Художественная выставка была устроена, как всегда, в спортивном зале Дома культуры Металлургического завода — почти в самом центре города, но и в день открытия, и в несколько последующих дней народу в зале было немного, хотя расклеенные на улицах афиши горячо приглашали горожан посещать выставку ежедневно с четырех часов дня до десяти вечера.
Гуляев сказал Виталию:
— Удивительного ничего нет. Надоели народу ваши безыдейные картинки, правильно это Горбачев заметил. Ведь вы что думаете? Вы думаете — раз все плюются от помпезных икон, то, значит, надо прямо противоположное — от икон повести зрителя в спальню, в бытовизм, в картинки.

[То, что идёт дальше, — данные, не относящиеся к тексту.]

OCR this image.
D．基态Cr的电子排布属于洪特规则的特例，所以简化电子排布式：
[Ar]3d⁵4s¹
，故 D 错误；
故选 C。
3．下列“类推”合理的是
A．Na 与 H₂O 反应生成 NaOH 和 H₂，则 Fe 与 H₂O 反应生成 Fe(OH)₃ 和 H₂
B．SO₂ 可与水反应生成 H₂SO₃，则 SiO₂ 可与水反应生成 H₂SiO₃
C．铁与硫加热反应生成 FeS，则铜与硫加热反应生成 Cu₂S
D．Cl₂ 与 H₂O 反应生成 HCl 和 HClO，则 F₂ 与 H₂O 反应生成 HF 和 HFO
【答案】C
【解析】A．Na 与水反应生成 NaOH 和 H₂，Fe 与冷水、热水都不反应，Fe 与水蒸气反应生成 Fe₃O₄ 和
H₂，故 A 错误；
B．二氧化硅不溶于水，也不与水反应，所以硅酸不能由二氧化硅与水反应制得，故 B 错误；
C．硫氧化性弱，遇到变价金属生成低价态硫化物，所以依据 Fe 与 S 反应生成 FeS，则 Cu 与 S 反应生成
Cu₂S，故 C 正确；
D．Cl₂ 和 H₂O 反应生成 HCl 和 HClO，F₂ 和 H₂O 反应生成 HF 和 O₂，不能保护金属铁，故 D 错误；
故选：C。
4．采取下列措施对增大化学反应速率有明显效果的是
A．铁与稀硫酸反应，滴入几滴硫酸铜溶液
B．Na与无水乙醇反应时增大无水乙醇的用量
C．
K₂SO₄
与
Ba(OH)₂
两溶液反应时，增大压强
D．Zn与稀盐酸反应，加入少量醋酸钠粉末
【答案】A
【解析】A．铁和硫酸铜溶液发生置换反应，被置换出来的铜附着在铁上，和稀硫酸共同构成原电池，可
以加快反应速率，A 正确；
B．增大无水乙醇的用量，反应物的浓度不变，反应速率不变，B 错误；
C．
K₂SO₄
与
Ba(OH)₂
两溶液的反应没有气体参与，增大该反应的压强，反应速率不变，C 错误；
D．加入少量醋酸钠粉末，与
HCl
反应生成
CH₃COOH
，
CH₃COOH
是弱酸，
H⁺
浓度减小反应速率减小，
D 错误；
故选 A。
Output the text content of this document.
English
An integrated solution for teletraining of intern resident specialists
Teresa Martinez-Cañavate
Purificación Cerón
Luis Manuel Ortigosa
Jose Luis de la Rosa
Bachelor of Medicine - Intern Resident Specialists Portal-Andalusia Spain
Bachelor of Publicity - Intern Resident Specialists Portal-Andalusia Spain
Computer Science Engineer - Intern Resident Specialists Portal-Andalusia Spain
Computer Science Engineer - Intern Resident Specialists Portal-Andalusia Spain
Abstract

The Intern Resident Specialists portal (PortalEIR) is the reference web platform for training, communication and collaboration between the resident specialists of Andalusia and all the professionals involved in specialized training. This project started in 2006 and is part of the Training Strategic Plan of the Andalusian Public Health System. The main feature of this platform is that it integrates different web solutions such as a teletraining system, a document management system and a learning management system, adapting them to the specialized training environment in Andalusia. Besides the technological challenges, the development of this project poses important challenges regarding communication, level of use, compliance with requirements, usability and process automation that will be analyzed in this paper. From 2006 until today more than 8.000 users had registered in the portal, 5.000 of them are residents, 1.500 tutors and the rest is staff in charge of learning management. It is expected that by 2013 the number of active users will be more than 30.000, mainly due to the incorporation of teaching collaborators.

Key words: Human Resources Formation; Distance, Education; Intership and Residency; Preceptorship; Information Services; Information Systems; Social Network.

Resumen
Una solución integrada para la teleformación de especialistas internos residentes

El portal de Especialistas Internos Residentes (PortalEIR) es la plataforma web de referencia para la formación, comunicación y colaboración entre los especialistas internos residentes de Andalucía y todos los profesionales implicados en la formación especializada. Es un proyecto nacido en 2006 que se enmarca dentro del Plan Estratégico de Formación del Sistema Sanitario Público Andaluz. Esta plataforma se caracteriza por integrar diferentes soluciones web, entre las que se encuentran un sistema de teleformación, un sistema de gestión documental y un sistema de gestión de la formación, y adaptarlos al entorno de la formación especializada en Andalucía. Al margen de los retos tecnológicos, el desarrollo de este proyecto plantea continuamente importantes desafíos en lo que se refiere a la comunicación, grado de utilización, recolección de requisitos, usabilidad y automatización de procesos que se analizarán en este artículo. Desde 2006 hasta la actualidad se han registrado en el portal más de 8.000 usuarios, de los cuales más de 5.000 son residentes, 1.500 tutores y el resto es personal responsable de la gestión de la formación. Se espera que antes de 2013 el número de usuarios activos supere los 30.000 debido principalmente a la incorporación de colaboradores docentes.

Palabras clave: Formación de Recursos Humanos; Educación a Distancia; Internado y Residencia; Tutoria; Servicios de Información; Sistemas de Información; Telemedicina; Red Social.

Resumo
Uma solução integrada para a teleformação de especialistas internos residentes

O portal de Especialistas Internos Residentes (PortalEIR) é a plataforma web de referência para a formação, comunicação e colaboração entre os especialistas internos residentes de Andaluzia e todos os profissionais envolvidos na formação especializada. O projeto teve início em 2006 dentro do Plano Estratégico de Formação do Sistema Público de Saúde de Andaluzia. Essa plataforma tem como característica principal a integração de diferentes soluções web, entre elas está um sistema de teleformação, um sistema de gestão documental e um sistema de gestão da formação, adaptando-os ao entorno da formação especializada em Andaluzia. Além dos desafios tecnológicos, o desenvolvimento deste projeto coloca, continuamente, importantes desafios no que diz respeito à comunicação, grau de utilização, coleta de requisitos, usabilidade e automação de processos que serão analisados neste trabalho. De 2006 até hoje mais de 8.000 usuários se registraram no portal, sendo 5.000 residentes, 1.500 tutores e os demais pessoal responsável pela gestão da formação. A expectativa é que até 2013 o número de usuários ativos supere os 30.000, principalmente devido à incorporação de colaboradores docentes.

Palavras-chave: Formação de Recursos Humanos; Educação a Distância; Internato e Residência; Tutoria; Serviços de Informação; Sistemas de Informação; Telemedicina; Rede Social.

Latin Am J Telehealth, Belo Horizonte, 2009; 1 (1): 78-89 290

То есть вы приняли равнение на обывателя, на прожирателя, а не на созидателя, не на строителя. Так же, как у нас в театре, милый. Начинаем ошибаться в масштабах. Начинаем меньшинство принимать за большинство. И потрафлять меньшинству. Начинаем забывать о тех, кто строит каскады гидростанций на Волге и в Сибири, кто осваивает целину, кто добывает уголь, кто металл выплавляет, кто на северных зимовках сидит, кто самолеты и автомобили строит, кто землю пашет и для нас с тобой огурчики выращивает. Им–то надобно такое, чтобы сил прибавлялось, чтобы подымало, вело, чтобы помогало в больших, красивых делах. Вот и не идут, Витенька, на вашу выставку. А жаль…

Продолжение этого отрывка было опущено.